Despite market volatility caused by tariffs, the company maintained its outlook for 2025, due in part to the firm taking a “cautious outlook at the beginning of the year, given the macroeconomic and political uncertainty at the time,” Hennick said. “And we're sure glad we did.”
One possible cloud is President Donald Trump's recent announcement about imposing tariffs on movies made outside the United States, which opens the door to tariffs on services that could impact Colliers’ business.
“Up until yesterday, tariffs were essentially on hard products. And yesterday, for the first time, our president has decided to put tariffs on movies, which are actually a service. But Colliers operations are decentralized. They're country-specific. We deliver the services that we deliver within the country, so as an organization, we're not impacted directly by tariffs,” Hennick noted.
“But indirectly, tariffs could drive up the cost of construction in that component of our business, and that, therefore, slow down new developments that could happen,” he added.
The engineering segment’s revenue grew 59% year over year to $377.9 million, with overall real estate services revenue down 1% year over year at $588.2 million. Direct engineering revenue grew over 60% during that time to $286.2 million, attributable to recent acquisitions and low-teens percentage internal growth, with subconsultant and other direct costs increasing 54% to $91.7 million, the company said in its earnings presentation.
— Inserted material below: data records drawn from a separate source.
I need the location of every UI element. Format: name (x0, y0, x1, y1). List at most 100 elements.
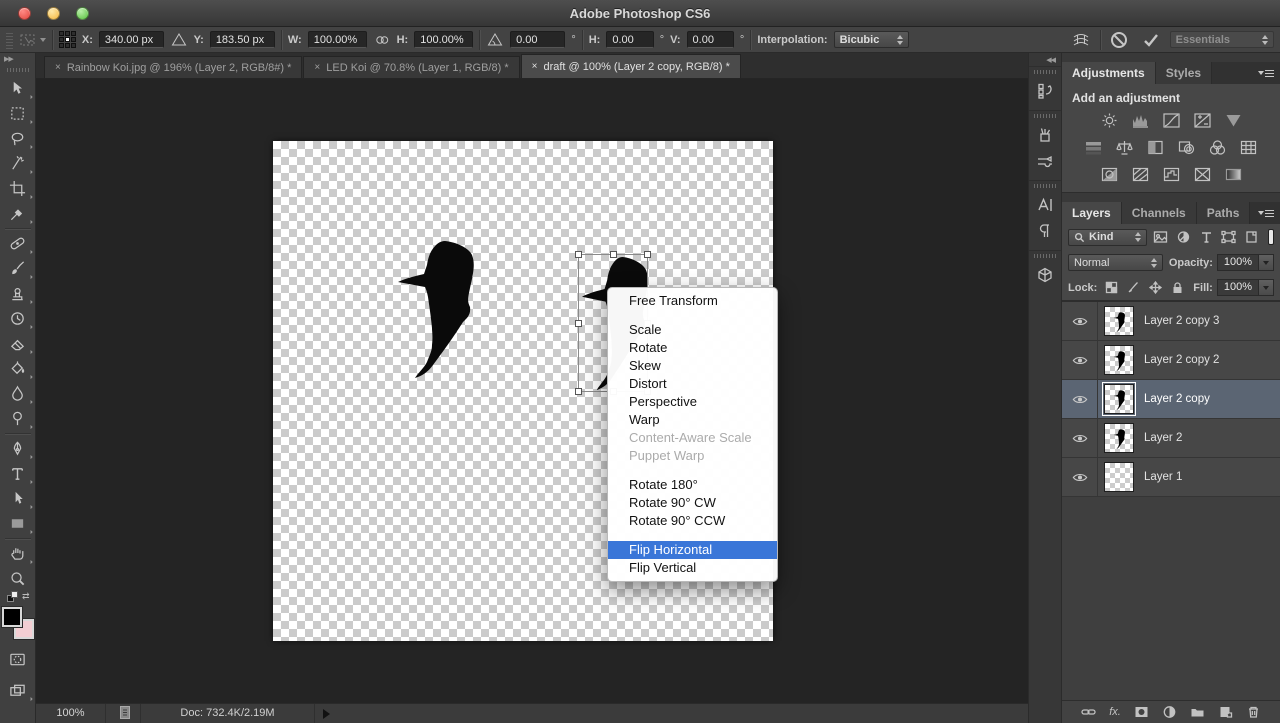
y-position-input[interactable]: 183.50 px (210, 31, 275, 48)
visibility-eye-icon[interactable] (1062, 380, 1098, 418)
relative-position-toggle[interactable] (170, 31, 188, 49)
posterize-icon[interactable] (1129, 165, 1151, 184)
type-tool[interactable] (3, 461, 33, 486)
pen-tool[interactable] (3, 436, 33, 461)
layer-row-layer-2-copy-2[interactable]: Layer 2 copy 2 (1062, 341, 1280, 380)
rectangle-tool[interactable] (3, 511, 33, 536)
skew-vertical-input[interactable]: 0.00 (687, 31, 734, 48)
character-panel-icon[interactable] (1032, 192, 1058, 218)
brush-tool[interactable] (3, 256, 33, 281)
layer-thumbnail[interactable] (1104, 384, 1134, 414)
layer-name[interactable]: Layer 2 copy 3 (1144, 315, 1219, 327)
color-lookup-icon[interactable] (1238, 138, 1260, 157)
tab-layers[interactable]: Layers (1062, 202, 1122, 224)
link-layers-icon[interactable] (1081, 705, 1096, 719)
opacity-value[interactable]: 100% (1217, 254, 1259, 271)
crop-tool[interactable] (3, 176, 33, 201)
panel-menu-icon[interactable] (1258, 208, 1274, 218)
tab-draft[interactable]: × draft @ 100% (Layer 2 copy, RGB/8) * (521, 54, 741, 78)
levels-icon[interactable] (1129, 111, 1151, 130)
quick-mask-button[interactable] (3, 647, 33, 672)
history-brush-tool[interactable] (3, 306, 33, 331)
dock-grip[interactable] (1034, 70, 1056, 74)
photo-filter-icon[interactable] (1176, 138, 1198, 157)
koi-silhouette-layer2[interactable] (398, 241, 474, 378)
menu-item-rotate-90-ccw[interactable]: Rotate 90° CCW (608, 512, 777, 530)
skew-horizontal-input[interactable]: 0.00 (606, 31, 653, 48)
tab-adjustments[interactable]: Adjustments (1062, 62, 1156, 84)
warp-mode-toggle[interactable] (1068, 31, 1094, 49)
menu-item-rotate-90-cw[interactable]: Rotate 90° CW (608, 494, 777, 512)
cancel-transform-button[interactable] (1106, 31, 1132, 49)
brightness-contrast-icon[interactable] (1098, 111, 1120, 130)
menu-item-skew[interactable]: Skew (608, 357, 777, 375)
screen-mode-button[interactable] (3, 678, 33, 703)
close-icon[interactable]: × (314, 62, 320, 73)
tool-presets-panel-icon[interactable] (1032, 122, 1058, 148)
height-scale-input[interactable]: 100.00% (414, 31, 473, 48)
new-group-icon[interactable] (1190, 705, 1205, 719)
healing-brush-tool[interactable] (3, 231, 33, 256)
layer-thumbnail[interactable] (1104, 345, 1134, 375)
rectangular-marquee-tool[interactable] (3, 101, 33, 126)
options-bar-grip[interactable] (6, 31, 13, 49)
tools-grip[interactable] (7, 68, 29, 72)
layer-row-layer-1[interactable]: Layer 1 (1062, 458, 1280, 497)
layer-thumbnail[interactable] (1104, 306, 1134, 336)
lock-position-icon[interactable] (1147, 280, 1163, 296)
filter-kind-select[interactable]: Kind (1068, 229, 1147, 246)
layer-name[interactable]: Layer 2 copy 2 (1144, 354, 1219, 366)
tab-rainbow-koi[interactable]: × Rainbow Koi.jpg @ 196% (Layer 2, RGB/8… (44, 56, 302, 78)
move-tool[interactable] (3, 76, 33, 101)
3d-panel-icon[interactable] (1032, 262, 1058, 288)
layer-row-layer-2[interactable]: Layer 2 (1062, 419, 1280, 458)
width-scale-input[interactable]: 100.00% (308, 31, 367, 48)
menu-item-perspective[interactable]: Perspective (608, 393, 777, 411)
opacity-control[interactable]: 100% (1217, 254, 1274, 271)
rotation-angle-input[interactable]: 0.00 (510, 31, 565, 48)
layer-mask-icon[interactable] (1134, 705, 1149, 719)
tab-paths[interactable]: Paths (1197, 202, 1251, 224)
blur-tool[interactable] (3, 381, 33, 406)
delete-layer-icon[interactable] (1246, 705, 1261, 719)
paint-bucket-tool[interactable] (3, 356, 33, 381)
transform-handle-top-center[interactable] (610, 251, 617, 258)
filter-shape-layers-icon[interactable] (1221, 228, 1238, 246)
lock-all-icon[interactable] (1169, 280, 1185, 296)
swap-colors-icon[interactable]: ⇄ (22, 591, 30, 602)
tab-styles[interactable]: Styles (1156, 62, 1212, 84)
menu-item-flip-vertical[interactable]: Flip Vertical (608, 559, 777, 577)
tool-preset-picker[interactable] (19, 32, 46, 48)
selective-color-icon[interactable] (1191, 165, 1213, 184)
document-size-info[interactable]: Doc: 732.4K/2.19M (140, 704, 315, 723)
gradient-map-icon[interactable] (1222, 165, 1244, 184)
layer-name[interactable]: Layer 2 (1144, 432, 1182, 444)
close-icon[interactable]: × (55, 62, 61, 73)
dock-grip[interactable] (1034, 254, 1056, 258)
reference-point-locator[interactable] (59, 31, 76, 48)
invert-icon[interactable] (1098, 165, 1120, 184)
eraser-tool[interactable] (3, 331, 33, 356)
new-adjustment-layer-icon[interactable] (1162, 705, 1177, 719)
filter-pixel-layers-icon[interactable] (1153, 228, 1170, 246)
eyedropper-tool[interactable] (3, 201, 33, 226)
expand-dock-chevron[interactable]: ◀◀ (1046, 56, 1055, 64)
interpolation-select[interactable]: Bicubic (834, 31, 909, 48)
black-white-icon[interactable] (1145, 138, 1167, 157)
tab-channels[interactable]: Channels (1122, 202, 1197, 224)
exposure-icon[interactable] (1191, 111, 1213, 130)
dock-grip[interactable] (1034, 184, 1056, 188)
link-dimensions-icon[interactable] (373, 31, 391, 49)
opacity-dropdown-button[interactable] (1259, 254, 1274, 271)
new-layer-icon[interactable] (1218, 705, 1233, 719)
workspace-select[interactable]: Essentials (1170, 31, 1274, 48)
magic-wand-tool[interactable] (3, 151, 33, 176)
hand-tool[interactable] (3, 541, 33, 566)
canvas-area[interactable]: Free Transform Scale Rotate Skew Distort… (36, 79, 1028, 703)
lasso-tool[interactable] (3, 126, 33, 151)
hue-saturation-icon[interactable] (1083, 138, 1105, 157)
layer-name[interactable]: Layer 1 (1144, 471, 1182, 483)
zoom-tool[interactable] (3, 566, 33, 591)
path-selection-tool[interactable] (3, 486, 33, 511)
clone-stamp-tool[interactable] (3, 281, 33, 306)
Over the past 12 months, 72% of Colliers’ earnings were generated from recurring service revenues, including the engineering, outsourcing and investment management service lines, per the report.
Colliers’ leasing business revenue fell more than 6% year over year, declining modestly against a strong prior year comparison, the firm says. Pulling out “massive transactions in two consecutive years,” however, “our leasing is up actually 6.5% year over year,” Hennick said.
“There is still an uncertainty in the marketplace, which is preventing clients from making longer-term decisions on leases in non-key markets,” Jay Hennick, Colliers global chairman and CEO, said on the company’s Q1 earnings call. While the market began to stabilize at the beginning of the quarter, “all the tariff stuff started and all of a sudden transactions that were close to closing had financing tied up and [a] variety of other things were put on delay,” he said.
“All of this to say is we're still in a market, in my view, that's uncertain and unclear. And only a select number of transactions are getting completed,” Hennick said.
“We have strong pipelines,” CFO Christian Mayer said. “We are seeing the public sector clientele, particularly, engaging on new and enhanced projects and assignments -- so feel very good about that segment.”
Colliers has made moves to bolster the engineering segment in the past year, including the acquisition of commercial architecture, interior design and branding firm MG2 in December and Canada-based, multi-discipline engineering and environmental firm Englobe last June. On Monday, the company also announced acquiring Terra Consulting Group, a specialty telecommunications infrastructure engineering firm based in Chicago.
Hennick noted that the U.S. engineering business operates as “one large partnership,” providing a large differentiator for the business. “These are larger platforms that operate in a centralized way, in partnership with the people that make it happen day-to-day. There's huge synergies in the business. You can add product specialties. There's strong organic growth opportunities,” he said.
The engineering segment also includes Colliers’ project management and program management capabilities, which are also consolidating, providing further cross-selling opportunities to the same client base, Hennick said.